Entretemps, des fluctuations en dents de scie ont été enregistrées, notamment après le déclenchement de la guerre israélo-américaine contre l’Iran en juin 2025 et en février 2026, les cours ayant frôlé des seuils inquiétants allant au-delà des 120 dollars le baril, par moments. Certes, la Tunisie n’est pas directement concernée, ni par la guerre en Ukraine ni par celle en Iran.

Toutefois, en tant que pays importateur d’hydrocarbures, elle continue d’essuyer les revers financiers des fluctuations des prix qui en découlent, tout en gardant stables ses prix à la pompe, voilà maintenant près de 4 ans, contrairement à beaucoup d’autres pays où toute fluctuation est directement répercutée à la pompe…

En conséquence, c’est la balance des paiements qui absorbe tous les chocs extérieurs de sorte que le consommateur ne ressent  rien de ce qui se passe au-delà des frontières, sachant que la Tunisie n’est pas uniquement importatrice d’hydrocarbures. Elle en exporte certains dérivés, mais sa balance énergétique est structurellement déficitaire.

Au cours des 7 premiers mois de l’année en cours, le déficit énergétique s’est élevé à 7.946 millions de dinars (1 dollar = 2,9 dinars TN), soit plus de la moitié de l’ensemble du déficit commercial qui s’est élevé à 14.957 MD jusqu’en juillet dernier, selon les données mensuelles couvrant 7 mois, communiqués par l’INS.
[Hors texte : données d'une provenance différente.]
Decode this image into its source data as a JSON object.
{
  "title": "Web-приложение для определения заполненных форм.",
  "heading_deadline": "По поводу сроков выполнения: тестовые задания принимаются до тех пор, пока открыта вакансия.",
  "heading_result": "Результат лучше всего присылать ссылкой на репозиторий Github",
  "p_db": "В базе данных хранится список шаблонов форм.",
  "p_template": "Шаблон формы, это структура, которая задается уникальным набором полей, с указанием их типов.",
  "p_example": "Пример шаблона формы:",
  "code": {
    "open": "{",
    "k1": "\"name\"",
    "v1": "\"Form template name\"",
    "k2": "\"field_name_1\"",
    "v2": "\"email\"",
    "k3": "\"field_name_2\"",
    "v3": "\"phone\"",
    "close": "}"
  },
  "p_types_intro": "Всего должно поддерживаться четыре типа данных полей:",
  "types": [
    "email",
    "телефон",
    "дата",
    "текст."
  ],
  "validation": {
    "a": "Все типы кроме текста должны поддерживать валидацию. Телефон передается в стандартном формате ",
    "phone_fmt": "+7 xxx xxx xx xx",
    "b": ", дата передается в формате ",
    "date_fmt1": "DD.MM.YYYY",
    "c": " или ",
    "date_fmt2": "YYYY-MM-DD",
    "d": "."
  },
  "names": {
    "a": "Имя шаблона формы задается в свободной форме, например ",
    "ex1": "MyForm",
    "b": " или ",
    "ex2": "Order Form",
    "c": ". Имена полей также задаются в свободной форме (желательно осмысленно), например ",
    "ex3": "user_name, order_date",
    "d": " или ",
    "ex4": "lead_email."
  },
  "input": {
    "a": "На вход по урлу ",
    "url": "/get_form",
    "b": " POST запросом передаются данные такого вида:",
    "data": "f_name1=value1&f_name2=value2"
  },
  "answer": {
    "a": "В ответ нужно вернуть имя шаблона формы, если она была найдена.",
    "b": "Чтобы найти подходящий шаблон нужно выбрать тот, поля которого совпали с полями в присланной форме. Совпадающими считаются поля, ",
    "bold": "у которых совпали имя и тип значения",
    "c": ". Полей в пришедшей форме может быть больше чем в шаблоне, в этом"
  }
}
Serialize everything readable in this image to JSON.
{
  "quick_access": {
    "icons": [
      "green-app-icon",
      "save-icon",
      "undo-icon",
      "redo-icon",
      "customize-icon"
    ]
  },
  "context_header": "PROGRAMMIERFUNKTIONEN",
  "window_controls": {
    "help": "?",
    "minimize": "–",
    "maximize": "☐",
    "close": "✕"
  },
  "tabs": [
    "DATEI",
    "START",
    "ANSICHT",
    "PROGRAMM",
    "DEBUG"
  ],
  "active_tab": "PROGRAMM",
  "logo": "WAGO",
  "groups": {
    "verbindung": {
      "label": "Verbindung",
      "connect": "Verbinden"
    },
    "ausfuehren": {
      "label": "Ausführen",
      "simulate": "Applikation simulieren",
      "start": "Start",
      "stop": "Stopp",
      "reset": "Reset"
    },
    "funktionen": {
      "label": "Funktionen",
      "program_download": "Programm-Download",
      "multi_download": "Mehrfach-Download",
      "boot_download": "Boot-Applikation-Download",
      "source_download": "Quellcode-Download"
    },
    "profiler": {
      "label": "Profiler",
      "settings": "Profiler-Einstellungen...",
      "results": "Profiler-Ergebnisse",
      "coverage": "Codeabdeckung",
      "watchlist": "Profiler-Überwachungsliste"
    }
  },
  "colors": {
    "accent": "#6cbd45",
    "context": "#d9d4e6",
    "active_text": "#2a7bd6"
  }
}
Sur toute l’année 2025, le déficit de la balance énergétique était de 11.143,9 MD contre 10.869,5 MD en 2024, selon toujours les données officielles de l’INS. A observer la tendance et l’évolution de ces chiffres, force est de constater que la Tunisie n’a pas encore franchi des lignes insoutenables de quoi justifier un réajustement immédiat des prix à la consommation.

Toutefois, si l’on se réfère aux prévisions du budget et de la loi de finances de 2026 qui ont été tracées sur un cours moyen du baril hypothétique à 63 dollars, l’on constaterait que les autorités de tutelle n’ont que deux options pour ajuster les équilibres financiers et qui consisteraient soit de prévoir une loi de finances complémentaire pour inscrire la nouvelle réalité des prix, soit de procéder à une augmentation des prix à la pompe, une manœuvre qui ne serait pas sans conséquences sur d’autres prix à la consommation, puisque les coûts de l’énergie et des transports entrent en considération dans la composition de tous les autres produits et services…
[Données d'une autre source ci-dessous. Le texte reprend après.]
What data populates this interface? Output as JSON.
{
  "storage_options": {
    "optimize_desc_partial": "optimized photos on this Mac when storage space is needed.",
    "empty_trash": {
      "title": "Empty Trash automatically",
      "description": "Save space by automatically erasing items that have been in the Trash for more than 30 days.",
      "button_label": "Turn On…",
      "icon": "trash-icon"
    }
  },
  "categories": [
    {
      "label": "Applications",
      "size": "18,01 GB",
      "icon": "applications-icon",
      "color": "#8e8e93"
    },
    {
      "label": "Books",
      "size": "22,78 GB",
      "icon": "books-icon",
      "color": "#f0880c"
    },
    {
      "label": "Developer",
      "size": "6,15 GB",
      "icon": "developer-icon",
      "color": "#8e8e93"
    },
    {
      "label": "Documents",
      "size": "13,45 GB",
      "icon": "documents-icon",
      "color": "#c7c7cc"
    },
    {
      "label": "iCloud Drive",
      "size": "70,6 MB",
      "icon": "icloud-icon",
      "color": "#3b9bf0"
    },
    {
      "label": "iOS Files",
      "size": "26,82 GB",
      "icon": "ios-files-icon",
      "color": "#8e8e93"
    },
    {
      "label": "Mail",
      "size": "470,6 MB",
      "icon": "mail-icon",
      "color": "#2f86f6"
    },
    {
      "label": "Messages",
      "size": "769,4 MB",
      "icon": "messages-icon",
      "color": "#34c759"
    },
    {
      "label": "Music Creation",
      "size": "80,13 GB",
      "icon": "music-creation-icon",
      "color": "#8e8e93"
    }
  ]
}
Sur le terrain, la dernière humeur des transporteurs, jeudi 20 août, a provoqué une panique générale au niveau des stations-services à travers le pays, quoique le blocage de l’approvisionnement n’a duré que quelques heures, de quoi nourrir les craintes de nouvelles augmentations des prix, surtout suite à la majoration des prix de l’eau minérale, le 19 août. En tout cas, après un premier round de négociations voué à l’échec et des menaces de préavis de grève formulées par les transporteurs, les regards restent rivés sur le gouvernement, comment il va trancher ce dossier aussi épineux soit-il.